At 10am, I chose to vacate my flat, ignorant to the day’s disposition and my very-soon-to-be-entrenched response. It was quiet out. Wet too… and grey, with very little light. I acknowledged the temperature and the lack of pedestrian traffic, went to a new place, sat by a fire, drank hot coffee and wrote. Admiring the walls – metal moulds shaped like hearts, houses, eggs, hens – I snapped and posted until my enthusiasm was satisfied. In the space that opened up, I then transcribed, starting with my most recent diary.

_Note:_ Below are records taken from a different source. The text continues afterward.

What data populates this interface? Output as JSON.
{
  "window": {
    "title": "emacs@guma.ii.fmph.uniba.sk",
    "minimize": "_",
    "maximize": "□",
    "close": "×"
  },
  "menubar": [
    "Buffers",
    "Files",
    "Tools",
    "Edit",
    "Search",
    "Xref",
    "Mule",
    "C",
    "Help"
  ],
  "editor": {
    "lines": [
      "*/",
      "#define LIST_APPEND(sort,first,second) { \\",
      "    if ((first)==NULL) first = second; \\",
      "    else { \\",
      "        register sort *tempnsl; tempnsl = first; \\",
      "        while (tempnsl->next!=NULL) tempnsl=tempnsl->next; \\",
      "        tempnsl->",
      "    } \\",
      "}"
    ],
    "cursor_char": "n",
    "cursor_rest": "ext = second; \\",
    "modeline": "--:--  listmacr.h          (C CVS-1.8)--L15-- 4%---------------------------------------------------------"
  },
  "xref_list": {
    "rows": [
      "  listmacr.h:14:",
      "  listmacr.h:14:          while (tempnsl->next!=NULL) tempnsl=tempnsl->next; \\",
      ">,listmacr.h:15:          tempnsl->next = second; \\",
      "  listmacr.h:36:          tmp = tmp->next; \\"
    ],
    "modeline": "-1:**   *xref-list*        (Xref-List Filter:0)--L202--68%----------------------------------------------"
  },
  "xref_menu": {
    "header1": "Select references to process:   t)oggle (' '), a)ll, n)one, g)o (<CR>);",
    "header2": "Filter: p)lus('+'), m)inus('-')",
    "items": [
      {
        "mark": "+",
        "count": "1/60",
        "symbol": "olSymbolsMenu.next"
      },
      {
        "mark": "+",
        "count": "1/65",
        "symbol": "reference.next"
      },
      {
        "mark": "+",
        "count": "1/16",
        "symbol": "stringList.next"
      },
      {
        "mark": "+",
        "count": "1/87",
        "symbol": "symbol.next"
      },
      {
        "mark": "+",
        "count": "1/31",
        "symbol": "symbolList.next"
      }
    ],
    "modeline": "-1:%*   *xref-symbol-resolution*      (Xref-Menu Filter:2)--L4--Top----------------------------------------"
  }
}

At 11.30am, I made my first mistake, packing up and leaving instead of deciding to stay. Wandering the streets; window shopping, popping in to talk to shop assistants when the mood took me, loneliness descending like a cloud: I carried my sorrow until, heavy, I had to put it down. Then, leaving it in a doorway, I went to find a length of yarn to tie around its neck and subsequently dragged it behind me, where it became increasingly irate.

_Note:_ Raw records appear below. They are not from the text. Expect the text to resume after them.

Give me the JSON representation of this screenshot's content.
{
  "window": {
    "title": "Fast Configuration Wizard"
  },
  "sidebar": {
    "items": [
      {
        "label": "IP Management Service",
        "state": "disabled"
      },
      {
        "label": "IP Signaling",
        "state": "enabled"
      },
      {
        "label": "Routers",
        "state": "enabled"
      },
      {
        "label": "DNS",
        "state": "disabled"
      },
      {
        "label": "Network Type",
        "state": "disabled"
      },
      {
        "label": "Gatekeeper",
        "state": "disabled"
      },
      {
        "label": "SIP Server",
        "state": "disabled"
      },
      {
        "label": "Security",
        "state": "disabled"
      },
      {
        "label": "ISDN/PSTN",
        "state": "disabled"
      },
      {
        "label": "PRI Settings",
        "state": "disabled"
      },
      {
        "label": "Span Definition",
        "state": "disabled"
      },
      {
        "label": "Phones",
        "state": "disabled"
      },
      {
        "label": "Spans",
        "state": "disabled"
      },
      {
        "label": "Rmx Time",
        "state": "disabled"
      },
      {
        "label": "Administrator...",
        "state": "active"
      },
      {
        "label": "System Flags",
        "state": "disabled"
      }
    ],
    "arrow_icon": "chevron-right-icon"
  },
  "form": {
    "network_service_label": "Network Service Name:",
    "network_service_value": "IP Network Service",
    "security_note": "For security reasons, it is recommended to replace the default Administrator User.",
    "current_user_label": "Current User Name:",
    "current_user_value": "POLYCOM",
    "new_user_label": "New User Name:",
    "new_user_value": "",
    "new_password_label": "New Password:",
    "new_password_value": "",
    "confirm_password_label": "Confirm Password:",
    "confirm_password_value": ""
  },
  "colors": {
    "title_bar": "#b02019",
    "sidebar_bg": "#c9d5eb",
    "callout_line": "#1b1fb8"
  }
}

It’s now 4pm and I have only just sat. My hair is flat, my coat is wet and my nose won’t stop running. Sitting on an uncomfortable chair – wooden, slatted; what is it about London these days and the obsession with impractical chairs: doesn’t anyone realise they are totally unholistic? – I’m self-medicating with my keyboard and tea. By no means perfect: it works for now. And even if everything I am writing is a miserable waste of time, at least I feel semi-productive.

Time lags. Light fades. Background chatter rises. I want to get off, but there’s nowhere to go.